According to an article in The New York Times this summer, Amazon accounts for 41 percent of the book sales in the United States, which is why it can do what it likes and remain sure of its continued market power. But books have traditionally been more than just ways for people to entertain themselves. They have been ways to share ideas and disseminate information in a fair and independent way. What does it mean to give one greedy company the power to control so much of the market?

A coalition of writers, including many affiliated with Hachette, came together over the summer to protest Amazon’s actions under the name Authors United. The coalition has just begun a campaign calling upon the Justice Department to investigate Amazon for illegal monopoly tactics. Speaking to The New York Times, the award-winning author Ursula K. Le Guin called Amazon’s behavior a form of censorship. The company uses its power to “dictate to publishers what they can publish, to authors what they can write, to readers what they can buy,” she said.

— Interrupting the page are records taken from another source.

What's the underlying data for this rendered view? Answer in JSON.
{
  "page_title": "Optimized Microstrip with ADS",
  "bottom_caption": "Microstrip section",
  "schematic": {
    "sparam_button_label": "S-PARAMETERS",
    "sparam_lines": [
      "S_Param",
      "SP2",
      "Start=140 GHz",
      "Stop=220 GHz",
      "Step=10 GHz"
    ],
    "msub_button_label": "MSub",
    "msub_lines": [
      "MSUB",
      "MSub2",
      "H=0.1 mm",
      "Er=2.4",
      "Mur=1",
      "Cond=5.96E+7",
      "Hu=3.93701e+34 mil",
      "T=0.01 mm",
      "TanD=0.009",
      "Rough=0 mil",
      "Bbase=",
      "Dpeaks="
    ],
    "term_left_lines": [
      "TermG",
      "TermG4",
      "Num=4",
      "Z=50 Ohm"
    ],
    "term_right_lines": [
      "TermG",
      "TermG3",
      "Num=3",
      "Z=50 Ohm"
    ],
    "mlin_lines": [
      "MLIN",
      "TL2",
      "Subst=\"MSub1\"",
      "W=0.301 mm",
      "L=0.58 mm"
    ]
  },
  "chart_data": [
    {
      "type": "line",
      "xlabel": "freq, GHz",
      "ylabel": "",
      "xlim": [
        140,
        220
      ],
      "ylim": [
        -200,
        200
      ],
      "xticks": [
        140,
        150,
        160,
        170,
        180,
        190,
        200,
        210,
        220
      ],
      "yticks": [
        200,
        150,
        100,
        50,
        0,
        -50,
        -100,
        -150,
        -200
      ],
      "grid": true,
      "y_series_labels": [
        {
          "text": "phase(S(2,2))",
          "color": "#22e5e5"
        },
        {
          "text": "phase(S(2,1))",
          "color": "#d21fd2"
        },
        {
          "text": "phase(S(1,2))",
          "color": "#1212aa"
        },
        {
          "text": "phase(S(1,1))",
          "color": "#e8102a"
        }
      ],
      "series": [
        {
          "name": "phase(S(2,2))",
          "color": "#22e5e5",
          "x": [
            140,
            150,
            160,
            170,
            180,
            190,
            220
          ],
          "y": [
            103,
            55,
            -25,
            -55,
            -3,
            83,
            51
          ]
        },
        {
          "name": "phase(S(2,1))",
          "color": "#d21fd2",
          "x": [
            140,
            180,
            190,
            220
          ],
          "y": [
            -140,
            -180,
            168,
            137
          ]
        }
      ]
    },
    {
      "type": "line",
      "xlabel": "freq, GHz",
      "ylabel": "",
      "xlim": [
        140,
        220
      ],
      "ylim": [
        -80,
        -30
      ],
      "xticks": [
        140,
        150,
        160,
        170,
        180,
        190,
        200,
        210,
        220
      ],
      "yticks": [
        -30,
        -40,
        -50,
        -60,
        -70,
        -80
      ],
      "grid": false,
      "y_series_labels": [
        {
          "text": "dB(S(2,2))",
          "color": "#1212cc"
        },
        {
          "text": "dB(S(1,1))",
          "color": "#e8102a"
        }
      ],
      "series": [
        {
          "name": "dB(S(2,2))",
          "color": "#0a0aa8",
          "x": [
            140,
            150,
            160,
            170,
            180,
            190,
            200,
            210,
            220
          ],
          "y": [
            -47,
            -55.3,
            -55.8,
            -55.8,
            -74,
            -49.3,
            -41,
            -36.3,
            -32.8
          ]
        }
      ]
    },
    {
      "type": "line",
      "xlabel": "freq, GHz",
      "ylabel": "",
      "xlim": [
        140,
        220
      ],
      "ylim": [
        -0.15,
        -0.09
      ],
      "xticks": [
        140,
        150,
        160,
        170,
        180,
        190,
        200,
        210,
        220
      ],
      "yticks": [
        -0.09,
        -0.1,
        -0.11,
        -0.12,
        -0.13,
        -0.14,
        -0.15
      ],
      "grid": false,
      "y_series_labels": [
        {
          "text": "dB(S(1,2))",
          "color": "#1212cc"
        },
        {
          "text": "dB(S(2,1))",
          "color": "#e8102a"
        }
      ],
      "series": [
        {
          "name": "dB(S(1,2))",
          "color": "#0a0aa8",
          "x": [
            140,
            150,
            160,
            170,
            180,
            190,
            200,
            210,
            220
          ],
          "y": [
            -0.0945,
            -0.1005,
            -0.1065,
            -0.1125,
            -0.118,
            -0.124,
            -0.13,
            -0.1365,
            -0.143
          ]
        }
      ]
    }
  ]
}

The idea that Amazon as a company purposefully engages in censorship does not seem to win much support from the American public. The low prices and convenience that Amazon provides seem to outweigh any arguments against the company. This is not so in other countries.

This summer saw France pass a bill, dubbed the “anti-Amazon law,” that made it illegal for online booksellers to offer free shipping on already discounted books. This came in addition to a law already in place prohibiting new books being discounted more than five percent in any store, meaning that books are close to the same price throughout France.

The reasons for these laws are twofold. The first is to protect independent booksellers, while the second echoes the same worry held by Le Guin: the fear of placing too much power in the hands of one company in an industry based on the diversity and independence of ideas. France is not alone: Germany, Japan, Italy, Spain and South Korea, among others, all have similar laws that partially fix book prices.

One can, of course, argue that Amazon’s low prices make it easier for a variety of consumers to access more information affordably, or that so much information is freely available online that it isn’t all that detrimental for a single company to have disproportionate control over the book industry. These arguments have their worth. However, though I am of course biased when it comes to Amazon, I believe that it’s necessary to preserve the openness and independence of the book-selling industry, and Amazon directly threatens these principles.

I love living in a world with bookstores, be they small, second-hand or big-box — the more parties selling books, the better. I know my own refusal to shop on Amazon is not going to make even the slightest difference to the company, its battle with Hachette or its general treatment of publishers. But I’m going to stick to it anyway, and I feel no shame for letting my stubbornness prevail.